There have been some recent signs that the top down “unitary” selection process has produced friction between the PSUV and other smaller parties in the pro-government coalition, the Gran Polo Patriótico (GPP). On September 3, the Communist Party (PCV) proclaimed its loyalty to the coalition and stated that they agreed with the GPP on “95% of the cases;” however, the PCV stated that it would support 16 “alternative candidates” for mayors.
On September 30, the PCV Secretary General, Oscar Figuera, declared that the party would withdraw its support for 68 mayoral candidates from the GPP coalition due to their alleged links to corruption. It is not clear though from Figuera’s statement if the PCV will be supporting 68 alternative candidates for those posts or simply withdrawing support from the GPP candidates.
During a public GPP meeting on September 24, Diosdado Cabello criticized candidates outside the GPP list who claim to be chavistas, and he urged them not to use chavista symbols in their campaigns. He stated that “those who are with chavismo should be with the PSUV and its allies. Those outside candidates are disrespecting the legacy of the Comandante Chávez.”
The most relevant case of a pro-government outsider candidate is the incumbent mayor of Barinas, Abundio Sánchez, who is running against the GPP candidate and Venezuela’s former ambassador to Cuba, Edgardo Ramírez. Sánchez however has argued that “if Chávez were alive,” and the PSUV had selected its candidates in primaries, that he would be the candidate.
On September 28, in a meeting in Vargas with the Unidades de Batalla Hugo Chávez, the PSUV’s mobilization structure for December 8, Maduro used some very strong language to refer to outsider candidates. He said that “traitors will not escape from the forces of the Revolution, the people will identify and defeat them.” He added that those who had presented their candidacies outside the Revolution had sold their souls to the devil and were backed by “capital from the bourgeoisie, the landowners.”
The opposition, having chosen most but not all of its candidate through primaries last year, criticized the PSUV for its decision to cancel its primaries. Armando Briquet, the campaign coordinator for Capriles, wrote that the PSUV “has finally taken of its mask!

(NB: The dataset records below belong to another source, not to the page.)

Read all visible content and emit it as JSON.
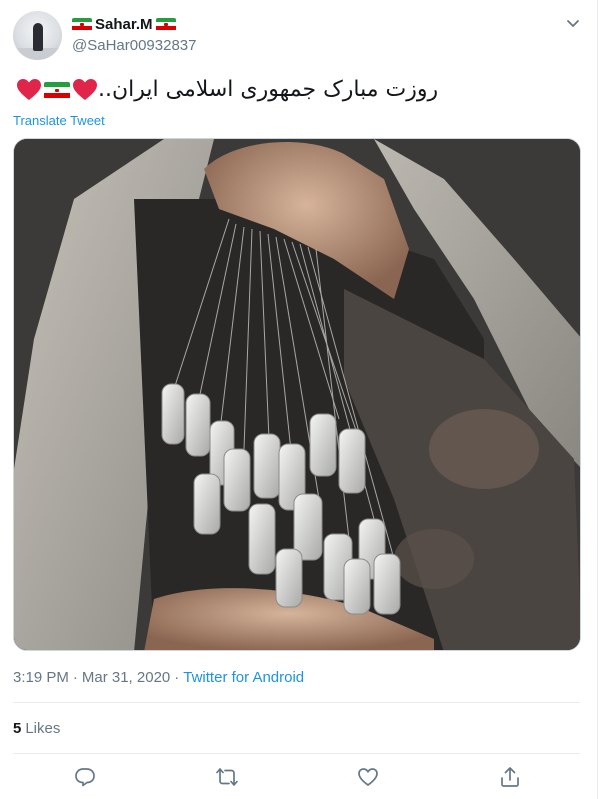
{
  "tweet": {
    "display_name": "Sahar.M",
    "handle": "@SaHar00932837",
    "text": "روزت مبارک جمهوری اسلامی ایران..",
    "translate_label": "Translate Tweet",
    "time": "3:19 PM",
    "separator": "·",
    "date": "Mar 31, 2020",
    "source": "Twitter for Android",
    "likes_count": "5",
    "likes_label": "Likes"
  },
  "icons": {
    "caret": "chevron-down-icon",
    "reply": "reply-icon",
    "retweet": "retweet-icon",
    "like": "heart-icon",
    "share": "share-icon"
  },
  "colors": {
    "link": "#1b95e0",
    "secondary_text": "#657786",
    "primary_text": "#14171a",
    "divider": "#e6ecf0",
    "heart_emoji": "#e0244a",
    "flag_green": "#239f40",
    "flag_red": "#da0000"
  }
}
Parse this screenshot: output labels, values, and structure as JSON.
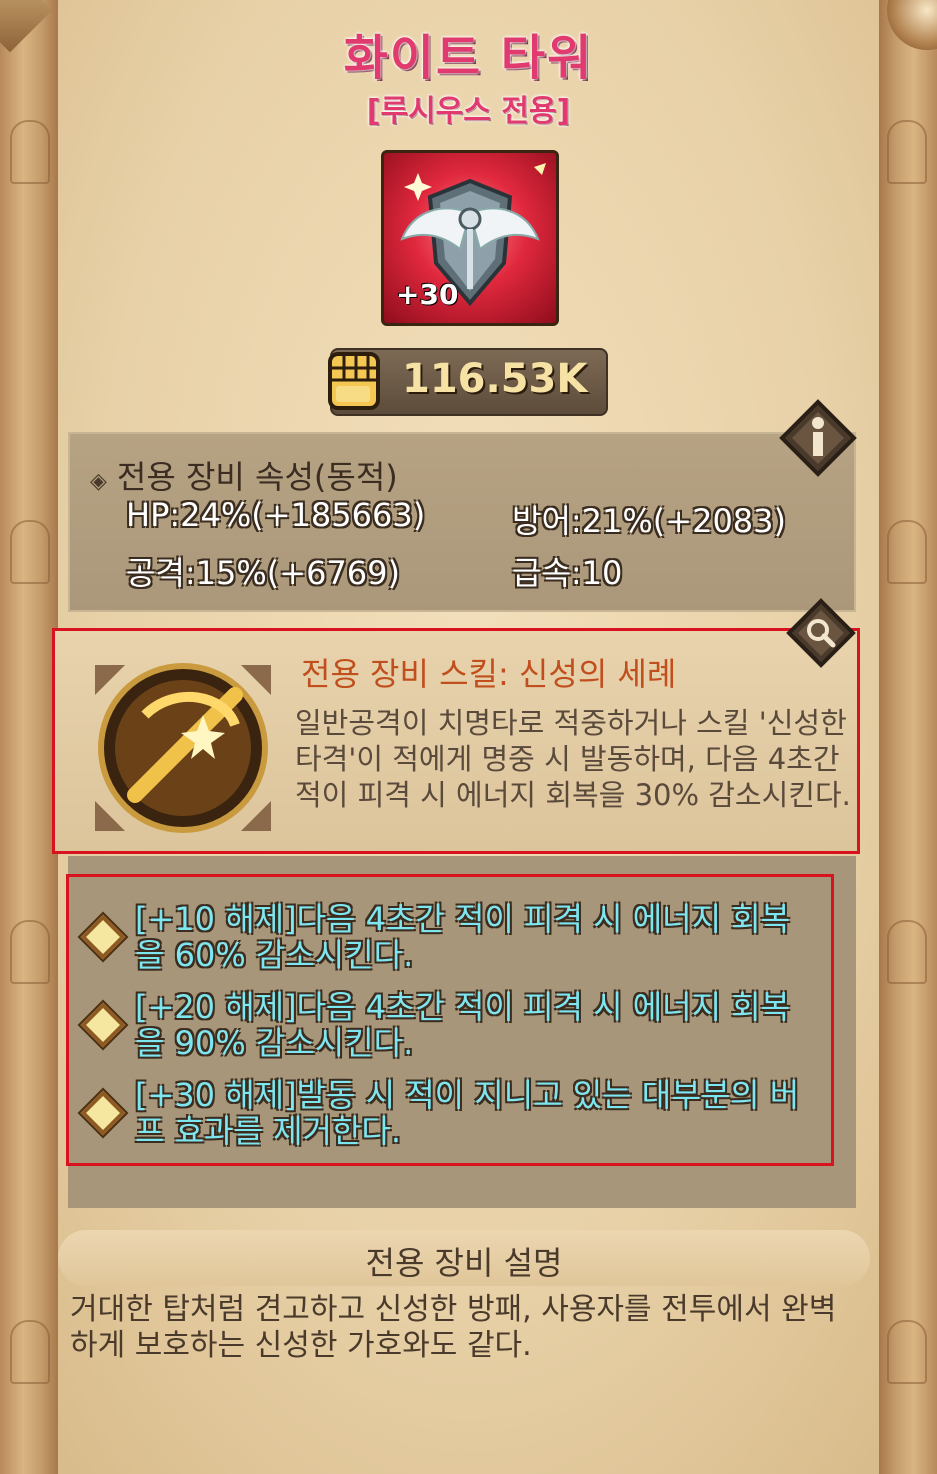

After calling for primaries in the party, after calling the pre-candidates to pre-register and postponing the date of the event, they have decided to put a stop to this soap opera the only way the know how: through an inner circle [cogollo] pointing its finger.”
Capriles also contrasted the government’s method of selection with the primaries of the MUD, pointing out that the PSUV candidates had not even been selected by Chávez, but by Maduro himself.